Un rapport du DOT-E (Director of Operational Test and Evaluation) américain pointe les insuffisances du convertible de Bell Boeing dans sa version destinée à l’US Navy. Un vrai problème pour les marins américains.

Dans sa version CMV-22, le convertible américain doit remplacer les derniers avions cargo C-2A Greyhound dont le rôle est d’assurer la liaison entre les porte-avions et la terre. C’est ce que la Navy appelle la mission COD, pour Carrier Onboard Delivery.  Le C-2A est un dérivé de l’avion radar E-2 Hawkeye : le radar et les équipements électroniques ont été débarqués et le fin fuselage a été remplacé par une soute généreusement dimensionnée (24m3). L’Alezan est devenu un percheron, moyennant quoi le Greyhound peut transporter 26 passagers ou 4,5 tonnes de fret.

Cédant aux sirènes de la sophistication, l’US Navy a décidé en 2015 de remplacer ce solide tâcheron par  le CVM-22, une version spéciale du V-22 de Bell-Boeing. Le CVM se distingue du V-22 essentiellement par une capacité en carburant très augmentée et des équipements de communications plus puissants.

Avec sa capacité à décoller et apponter sur de très faibles distances, ou même à la verticale si sa masse le permet, le CVM-22 peut non seulement desservir les porte-avions, mais aussi une large gamme de navires de la marine. Le convertible a été commandé à 48 exemplaires et il est entré en service avec une première capacité opérationnelle en décembre 2021.Il a ensuite connu son premier déploiement l’année suivante.

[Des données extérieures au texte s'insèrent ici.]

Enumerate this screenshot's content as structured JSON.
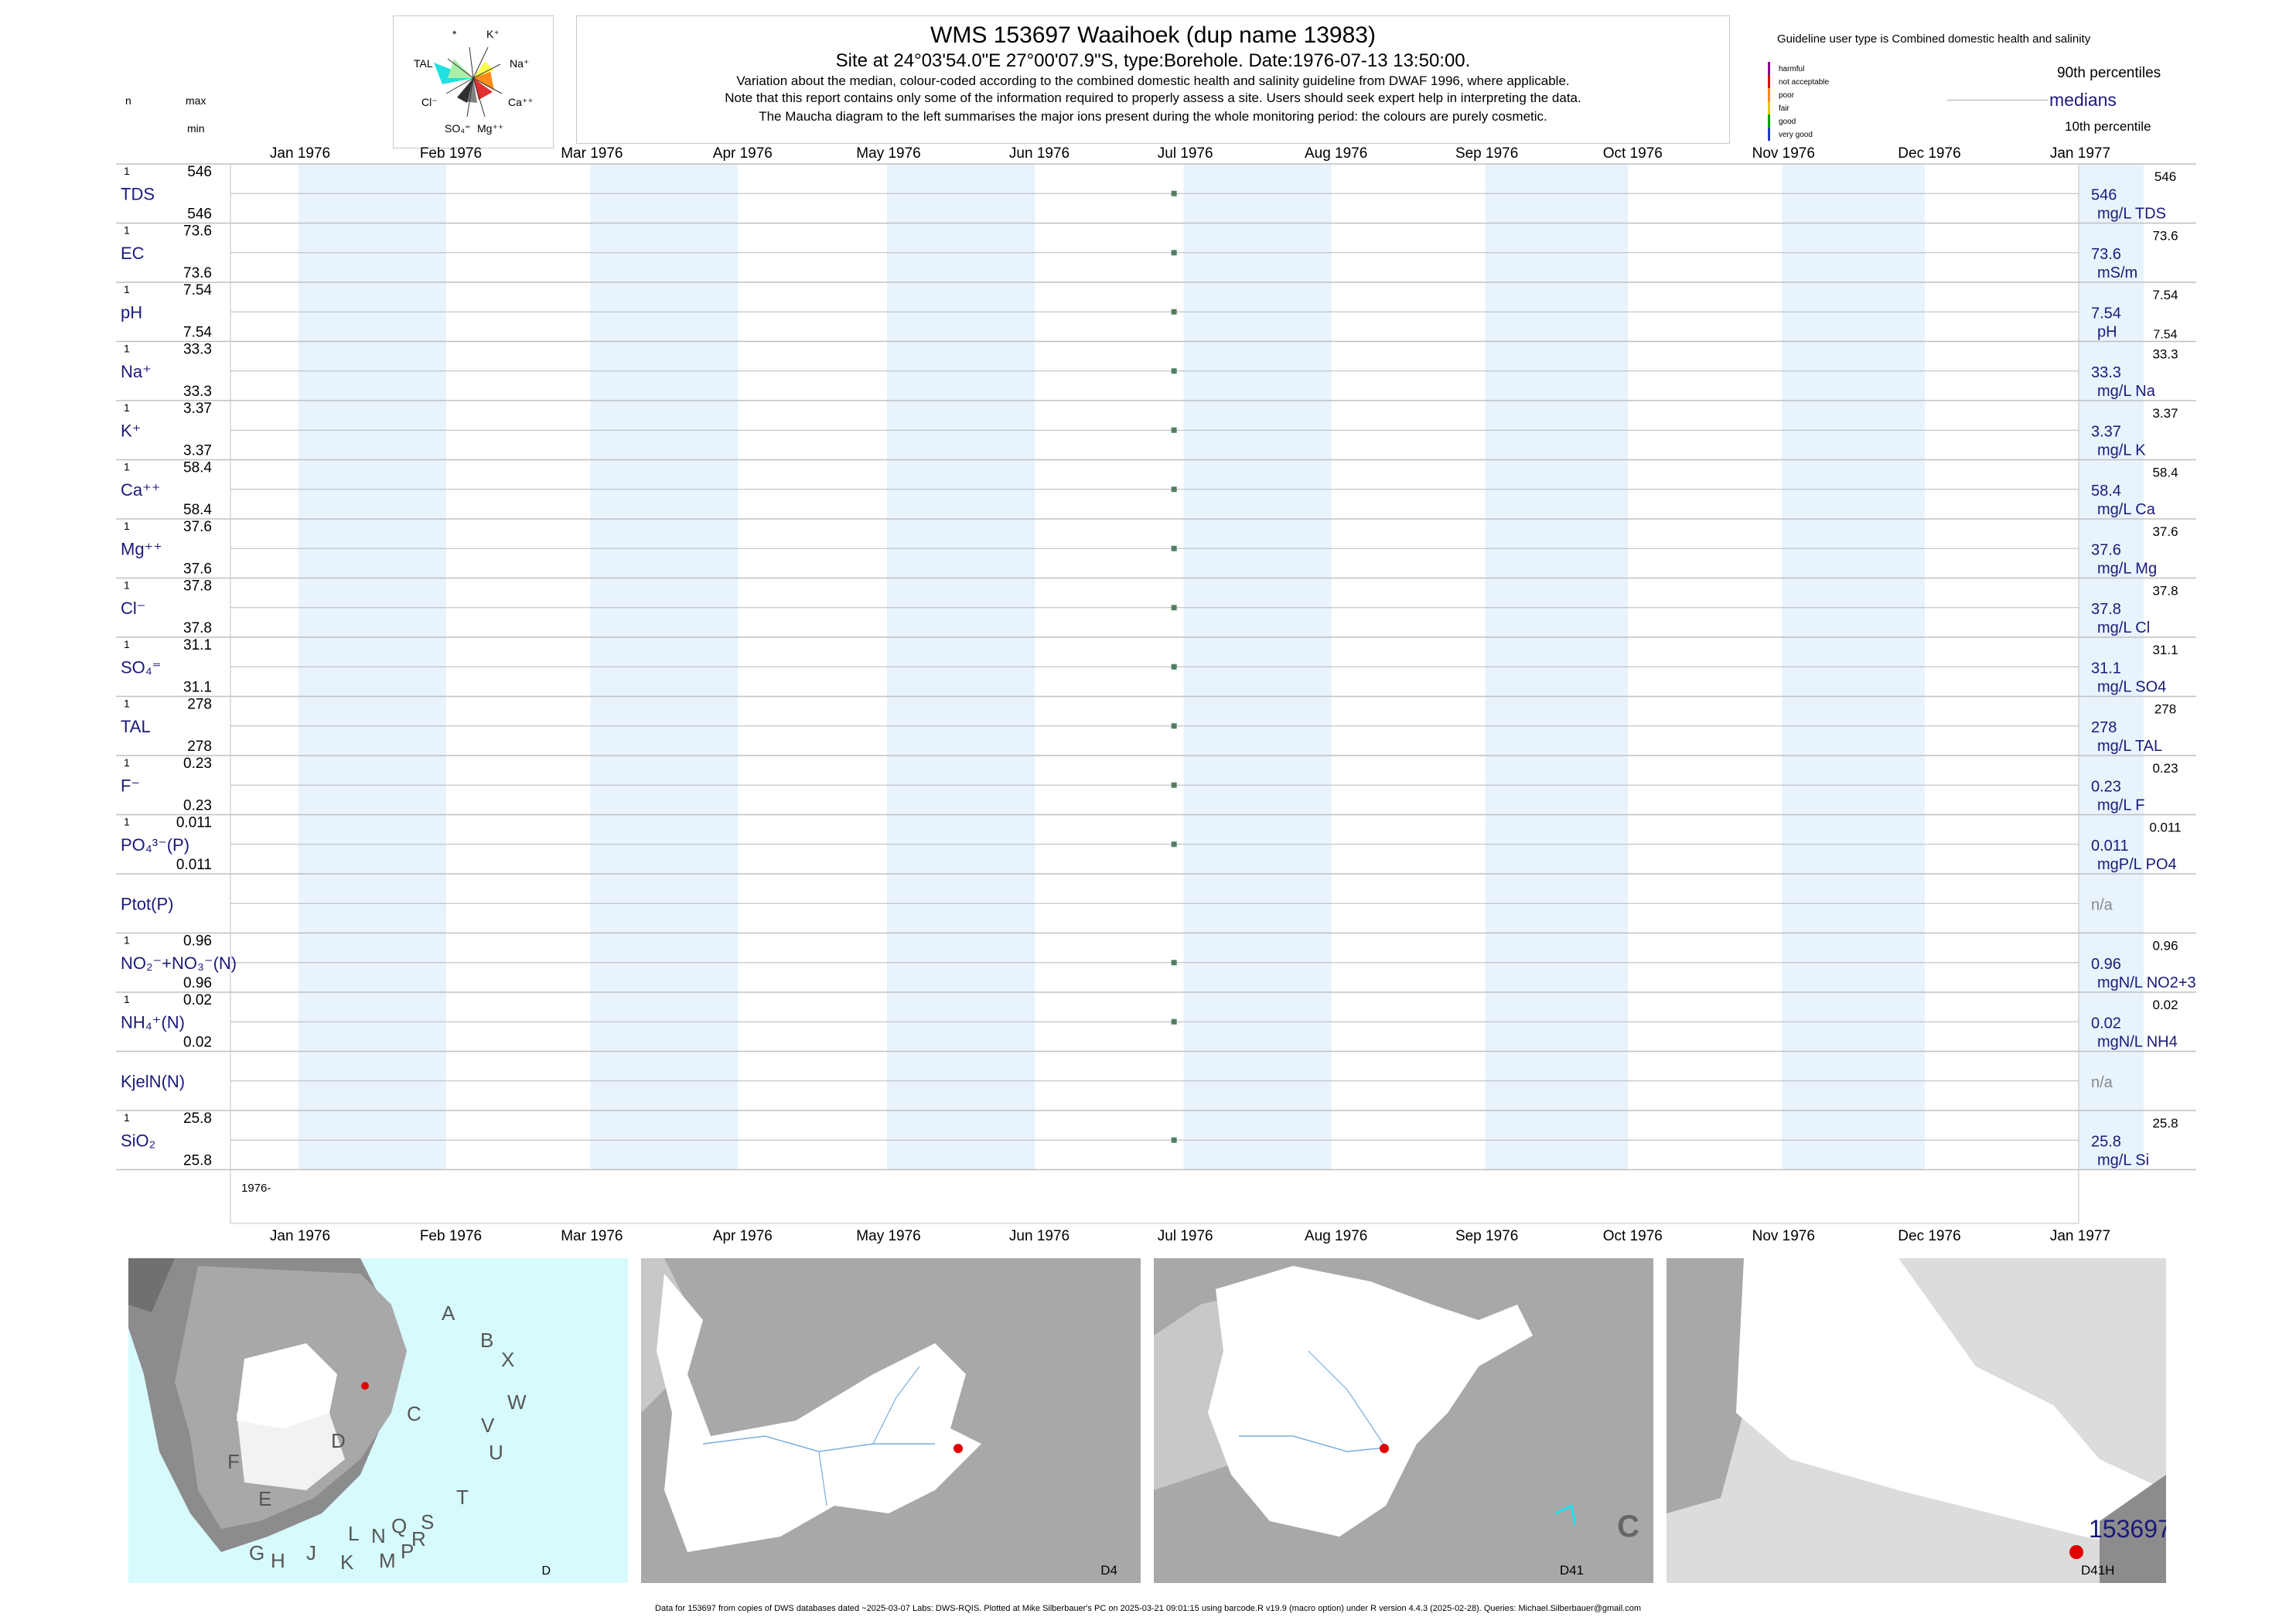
{
  "header": {
    "title": "WMS 153697  Waaihoek (dup name 13983)",
    "subtitle": "Site at 24°03'54.0\"E 27°00'07.9\"S, type:Borehole. Date:1976-07-13 13:50:00.",
    "note1": "Variation about the median,  colour-coded according to the combined domestic health and salinity guideline from DWAF 1996, where applicable.",
    "note2": "Note that this report contains only some of the information required to properly assess a site. Users should seek expert help in interpreting the data.",
    "note3": "The Maucha diagram to the left summarises the major ions present during the whole monitoring period: the colours are purely cosmetic."
  },
  "left_header": {
    "n": "n",
    "max": "max",
    "min": "min"
  },
  "maucha": {
    "labels": [
      {
        "text": "*",
        "key": "star"
      },
      {
        "text": "K⁺",
        "key": "k"
      },
      {
        "text": "TAL",
        "key": "tal"
      },
      {
        "text": "Na⁺",
        "key": "na"
      },
      {
        "text": "Cl⁻",
        "key": "cl"
      },
      {
        "text": "Ca⁺⁺",
        "key": "ca"
      },
      {
        "text": "SO₄⁼",
        "key": "so4"
      },
      {
        "text": "Mg⁺⁺",
        "key": "mg"
      }
    ]
  },
  "legend": {
    "title": "Guideline user type is Combined domestic health and salinity",
    "categories": [
      {
        "label": "harmful",
        "color": "#8b008b"
      },
      {
        "label": "not acceptable",
        "color": "#e00000"
      },
      {
        "label": "poor",
        "color": "#ff8c00"
      },
      {
        "label": "fair",
        "color": "#e6c800"
      },
      {
        "label": "good",
        "color": "#00a000"
      },
      {
        "label": "very good",
        "color": "#1f3fbf"
      }
    ],
    "p90": "90th percentiles",
    "medians": "medians",
    "p10": "10th percentile"
  },
  "colors": {
    "band": "#e8f3fc",
    "point": "#4f7f5f",
    "navy": "#1a1a7a",
    "grid": "#c0c0c0",
    "site": "#e00000",
    "sea": "#d7fafc"
  },
  "chart_data": {
    "type": "scatter",
    "x_axis": {
      "range": [
        "1976-01-01",
        "1977-01-15"
      ],
      "tick_labels": [
        "Jan 1976",
        "Feb 1976",
        "Mar 1976",
        "Apr 1976",
        "May 1976",
        "Jun 1976",
        "Jul 1976",
        "Aug 1976",
        "Sep 1976",
        "Oct 1976",
        "Nov 1976",
        "Dec 1976",
        "Jan 1977"
      ],
      "year_label": "1976-"
    },
    "sample_date": "1976-07-13",
    "rows": [
      {
        "name": "TDS",
        "n": "1",
        "max": "546",
        "min": "546",
        "median": "546",
        "p90": "546",
        "unit": "mg/L TDS",
        "value": 546
      },
      {
        "name": "EC",
        "n": "1",
        "max": "73.6",
        "min": "73.6",
        "median": "73.6",
        "p90": "73.6",
        "unit": "mS/m",
        "value": 73.6
      },
      {
        "name": "pH",
        "n": "1",
        "max": "7.54",
        "min": "7.54",
        "median": "7.54",
        "p90": "7.54",
        "p10": "7.54",
        "unit": "pH",
        "value": 7.54
      },
      {
        "name": "Na⁺",
        "n": "1",
        "max": "33.3",
        "min": "33.3",
        "median": "33.3",
        "p90": "33.3",
        "unit": "mg/L Na",
        "value": 33.3
      },
      {
        "name": "K⁺",
        "n": "1",
        "max": "3.37",
        "min": "3.37",
        "median": "3.37",
        "p90": "3.37",
        "unit": "mg/L K",
        "value": 3.37
      },
      {
        "name": "Ca⁺⁺",
        "n": "1",
        "max": "58.4",
        "min": "58.4",
        "median": "58.4",
        "p90": "58.4",
        "unit": "mg/L Ca",
        "value": 58.4
      },
      {
        "name": "Mg⁺⁺",
        "n": "1",
        "max": "37.6",
        "min": "37.6",
        "median": "37.6",
        "p90": "37.6",
        "unit": "mg/L Mg",
        "value": 37.6
      },
      {
        "name": "Cl⁻",
        "n": "1",
        "max": "37.8",
        "min": "37.8",
        "median": "37.8",
        "p90": "37.8",
        "unit": "mg/L Cl",
        "value": 37.8
      },
      {
        "name": "SO₄⁼",
        "n": "1",
        "max": "31.1",
        "min": "31.1",
        "median": "31.1",
        "p90": "31.1",
        "unit": "mg/L SO4",
        "value": 31.1
      },
      {
        "name": "TAL",
        "n": "1",
        "max": "278",
        "min": "278",
        "median": "278",
        "p90": "278",
        "unit": "mg/L TAL",
        "value": 278
      },
      {
        "name": "F⁻",
        "n": "1",
        "max": "0.23",
        "min": "0.23",
        "median": "0.23",
        "p90": "0.23",
        "unit": "mg/L F",
        "value": 0.23
      },
      {
        "name": "PO₄³⁻(P)",
        "n": "1",
        "max": "0.011",
        "min": "0.011",
        "median": "0.011",
        "p90": "0.011",
        "unit": "mgP/L PO4",
        "value": 0.011
      },
      {
        "name": "Ptot(P)",
        "n": "",
        "max": "",
        "min": "",
        "median": "n/a",
        "p90": "",
        "unit": "",
        "value": null
      },
      {
        "name": "NO₂⁻+NO₃⁻(N)",
        "n": "1",
        "max": "0.96",
        "min": "0.96",
        "median": "0.96",
        "p90": "0.96",
        "unit": "mgN/L NO2+3",
        "value": 0.96
      },
      {
        "name": "NH₄⁺(N)",
        "n": "1",
        "max": "0.02",
        "min": "0.02",
        "median": "0.02",
        "p90": "0.02",
        "unit": "mgN/L NH4",
        "value": 0.02
      },
      {
        "name": "KjelN(N)",
        "n": "",
        "max": "",
        "min": "",
        "median": "n/a",
        "p90": "",
        "unit": "",
        "value": null
      },
      {
        "name": "SiO₂",
        "n": "1",
        "max": "25.8",
        "min": "25.8",
        "median": "25.8",
        "p90": "25.8",
        "unit": "mg/L Si",
        "value": 25.8
      }
    ]
  },
  "maps": [
    {
      "label": "D",
      "regions": [
        "A",
        "B",
        "X",
        "W",
        "C",
        "D",
        "V",
        "U",
        "F",
        "E",
        "T",
        "S",
        "R",
        "Q",
        "N",
        "L",
        "G",
        "H",
        "J",
        "K",
        "M",
        "P"
      ]
    },
    {
      "label": "D4"
    },
    {
      "label": "D41",
      "region": "C"
    },
    {
      "label": "D41H",
      "site_label": "153697"
    }
  ],
  "footer": "Data for 153697 from copies of DWS databases dated ~2025-03-07 Labs: DWS-RQIS. Plotted at Mike Silberbauer's PC on 2025-03-21 09:01:15 using barcode.R v19.9 (macro option) under R version 4.4.3 (2025-02-28). Queries: Michael.Silberbauer@gmail.com"
}
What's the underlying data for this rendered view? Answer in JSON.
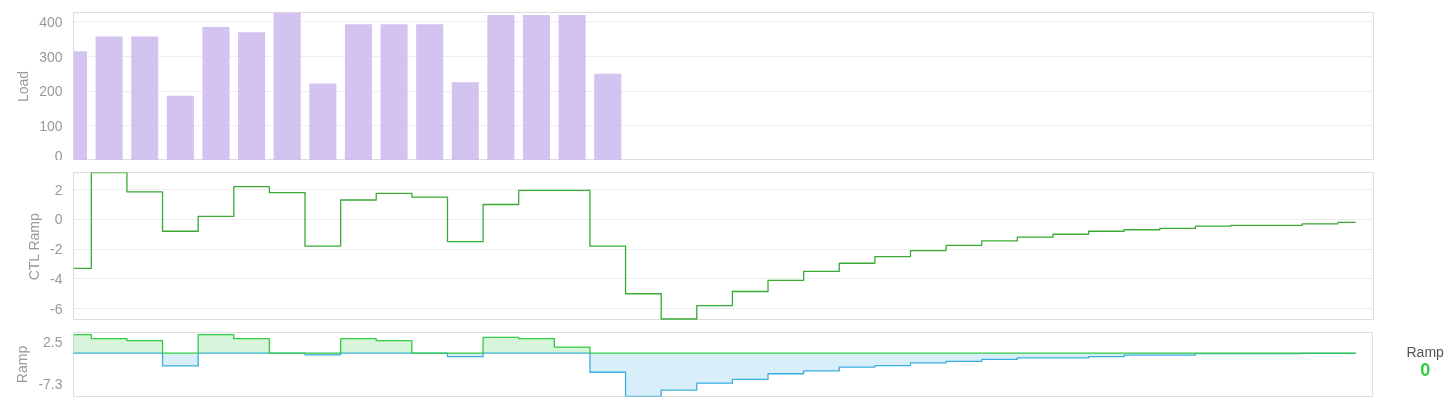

Mais la pleine capacité opérationnelle, qui était attendue pour 2023, est à présent repoussée à cette année.

Tout cela est très bien, sauf que l’appareil n’est pas exempt de défauts. Certains étaient connus de longue date, mais la parution du rapport d’activité 2023 du DOT-E en remet une couche bien épaisse. Dans son rapport, l’organisme de test conclut en toute simplicité que l’appareil n’est pas « operationaly suitable » (opérationnel) en raison des déboires enregistrés avec de nombreux équipements, d’une disponibilité insuffisante et d’une maintenance préventive trop contraignante. Particulièrement pointé du doigt, le système d’anti-givrage qui compterait pour près de la moitié des problèmes rencontrés. Le rapport du DOT-E ne s’intéresse pas à la question de l’adaptation de l’appareil à la mission, ce n’est pas son propos. Mais cela reste une question de fond pour l’US Navy qui a pris un risque en optant pour le convertible en lieu et place d’un appareil traditionnel. Le problème majeur du V-22 est qu’il a toujours été trop lourd à vide, si bien que pour respecter les exigences de vitesse et d’autonomie, il a fallu l’alléger lors de sa conception. Et c’est la pressurisation qui a été sacrifiée. Dommage pour un appareil censé voler vite et haut en croisière pour aller plus vite et plus loin que les hélicoptères. C’est un handicap majeur pour la Navy qui doit envoyer ses COD à plusieurs centaines de kilomètres en pleine mer.  Faute de pouvoir grimper, le CVM-22 doit endurer la météo comme pendant la bataille du Pacifique, sauf à donner de l’oxygène en bouteille aux passagers et à l’équipage… C’est une situation d’autant plus inconfortable que le CVM-22 rencontre donc les problèmes d’anti-givrage soulignés par le DOT-E. Autre problème de fond, les dimensions étriquées de sa soute alors que les volumes et masses des équipements ne cessent d’augmenter de génération en génération. C’est ainsi que le réacteur F135 du F-35 entre au chausse pied dans la soute du CVM-22, et encore sans son caisson de transport. Certes ce moteur ne passe pas dans un Greyhound, dont la soute est pourtant plus volumineuse. Mais le Greyhound a l’excuse d’avoir été conçu à la fin des années 1950…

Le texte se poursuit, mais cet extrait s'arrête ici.